Cour administrative d'appel de Douai — Décision N° CAA59-22DA00699

mardi 6 juin 2023

JuridictionCour administrative d'appel de Douai
SectionCour administrative d'appel de Douai
N° DossierCAA59-22DA00699
TypeDécision
Recoursplein contentieux
PublicationC
Formation3e chambre - formation à 3
Avocat requérantCLEMENT

Texte intégral

Vu la procédure suivante :

Procédure contentieuse antérieure :

M. C A, représenté par Me B, a demandé au tribunal administratif de Lille d'annuler la décision du 7 novembre 2019 par laquelle l'Office français de l'immigration et de l'intégration a suspendu le bénéfice des conditions matérielles d'accueil pour demandeur d'asile, d'enjoindre à l'Office français de l'immigration et de l'intégration de lui verser l'allocation pour demandeur d'asile à compter du 10 octobre 2019 et de mettre à la charge de l'Etat une somme de 1 500 euros au titre des articles L. 761-1 du code de justice administrative et 37 de la loi du 10 juillet 1991 sur l'aide juridique.

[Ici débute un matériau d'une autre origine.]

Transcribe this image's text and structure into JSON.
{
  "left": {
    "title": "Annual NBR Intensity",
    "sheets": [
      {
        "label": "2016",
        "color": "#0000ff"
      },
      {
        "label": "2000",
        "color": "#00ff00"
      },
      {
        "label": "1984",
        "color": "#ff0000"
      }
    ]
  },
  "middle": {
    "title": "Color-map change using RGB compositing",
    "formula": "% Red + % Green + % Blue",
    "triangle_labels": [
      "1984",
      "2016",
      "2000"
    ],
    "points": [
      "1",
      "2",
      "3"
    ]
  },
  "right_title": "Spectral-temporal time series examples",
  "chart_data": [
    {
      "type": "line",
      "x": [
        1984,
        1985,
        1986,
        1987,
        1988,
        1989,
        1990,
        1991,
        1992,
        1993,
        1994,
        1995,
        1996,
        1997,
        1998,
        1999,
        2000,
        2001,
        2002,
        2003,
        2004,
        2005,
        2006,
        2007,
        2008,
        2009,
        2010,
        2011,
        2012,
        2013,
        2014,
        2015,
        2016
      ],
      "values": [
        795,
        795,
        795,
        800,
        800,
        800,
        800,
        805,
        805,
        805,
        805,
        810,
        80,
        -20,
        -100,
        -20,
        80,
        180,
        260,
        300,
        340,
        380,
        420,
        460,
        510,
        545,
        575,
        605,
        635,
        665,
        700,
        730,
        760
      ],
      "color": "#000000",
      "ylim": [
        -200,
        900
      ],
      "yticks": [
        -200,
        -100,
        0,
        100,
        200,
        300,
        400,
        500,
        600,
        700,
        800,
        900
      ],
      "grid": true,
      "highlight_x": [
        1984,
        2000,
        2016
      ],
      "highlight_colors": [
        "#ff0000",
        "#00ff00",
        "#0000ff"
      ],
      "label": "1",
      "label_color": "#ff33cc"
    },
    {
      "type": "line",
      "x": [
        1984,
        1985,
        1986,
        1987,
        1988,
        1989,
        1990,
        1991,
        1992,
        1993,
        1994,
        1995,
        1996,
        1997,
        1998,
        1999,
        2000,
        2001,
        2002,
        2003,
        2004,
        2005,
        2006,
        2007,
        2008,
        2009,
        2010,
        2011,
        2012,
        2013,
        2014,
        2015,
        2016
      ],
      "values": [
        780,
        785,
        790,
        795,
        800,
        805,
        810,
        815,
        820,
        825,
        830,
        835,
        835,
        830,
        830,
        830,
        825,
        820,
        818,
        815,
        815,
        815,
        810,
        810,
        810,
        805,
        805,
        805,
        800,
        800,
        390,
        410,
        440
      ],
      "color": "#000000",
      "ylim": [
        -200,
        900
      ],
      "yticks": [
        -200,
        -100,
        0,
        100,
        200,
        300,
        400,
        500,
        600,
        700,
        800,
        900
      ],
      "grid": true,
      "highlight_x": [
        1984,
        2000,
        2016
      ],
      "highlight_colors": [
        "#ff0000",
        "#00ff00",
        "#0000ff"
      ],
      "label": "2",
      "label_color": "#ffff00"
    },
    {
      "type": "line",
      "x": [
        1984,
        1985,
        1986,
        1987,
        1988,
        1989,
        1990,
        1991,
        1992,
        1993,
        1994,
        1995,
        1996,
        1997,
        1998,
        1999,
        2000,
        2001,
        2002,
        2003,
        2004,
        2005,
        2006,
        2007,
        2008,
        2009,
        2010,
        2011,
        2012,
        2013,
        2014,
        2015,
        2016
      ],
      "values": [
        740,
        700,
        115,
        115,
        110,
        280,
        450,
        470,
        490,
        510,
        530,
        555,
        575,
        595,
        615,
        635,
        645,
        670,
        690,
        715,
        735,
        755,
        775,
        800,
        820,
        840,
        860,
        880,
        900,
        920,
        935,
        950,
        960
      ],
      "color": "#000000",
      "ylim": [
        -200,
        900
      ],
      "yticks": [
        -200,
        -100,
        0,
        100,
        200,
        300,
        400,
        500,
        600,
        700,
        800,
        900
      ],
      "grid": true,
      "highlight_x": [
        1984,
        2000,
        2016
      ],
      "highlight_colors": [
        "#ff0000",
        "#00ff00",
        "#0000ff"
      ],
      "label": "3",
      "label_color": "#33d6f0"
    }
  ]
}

Par un jugement n° 1910539 du 15 mars 2022, le tribunal administratif de Lille a annulé la décision du 7 novembre 2019 de l'Office français de l'immigration et de l'intégration, lui a enjoint de réexaminer la demande de M. A dans le délai de trois mois à compter de la notification du jugement intervenu et a rejeté le surplus des conclusions de sa demande.

Procédure devant la cour :

Par une requête enregistrée le 28 mars 2022, M. D B demande à la cour :

1°) d'annuler ce jugement en tant qu'il rejette les conclusions tendant à l'application des articles L. 761-1 du code de justice administrative et 37 de la loi du 10 juillet 1991 ;

2°) de mettre à la charge de l'Etat la somme de 1 500 euros sur le fondement de ces dispositions au titre de la procédure de première instance.

Il soutient que :

- il est recevable à contester, en son nom propre, le jugement de première instance en tant qu'il a rejeté les conclusions de la demande tendant à ce qu'il soit mis à la charge de l'Etat le versement à son profit d'une somme de 1 500 euros en application des dispositions combinées de l'article L. 761-1 du code de justice administrative et de l'article 37 de la loi du 10 juillet 1991 ;

- c'est à tort que le tribunal administratif de Lille a rejeté ses conclusions tendant à l'application des articles L. 761-1 du code de justice administrative et 37 de la loi du 10 juillet 1991.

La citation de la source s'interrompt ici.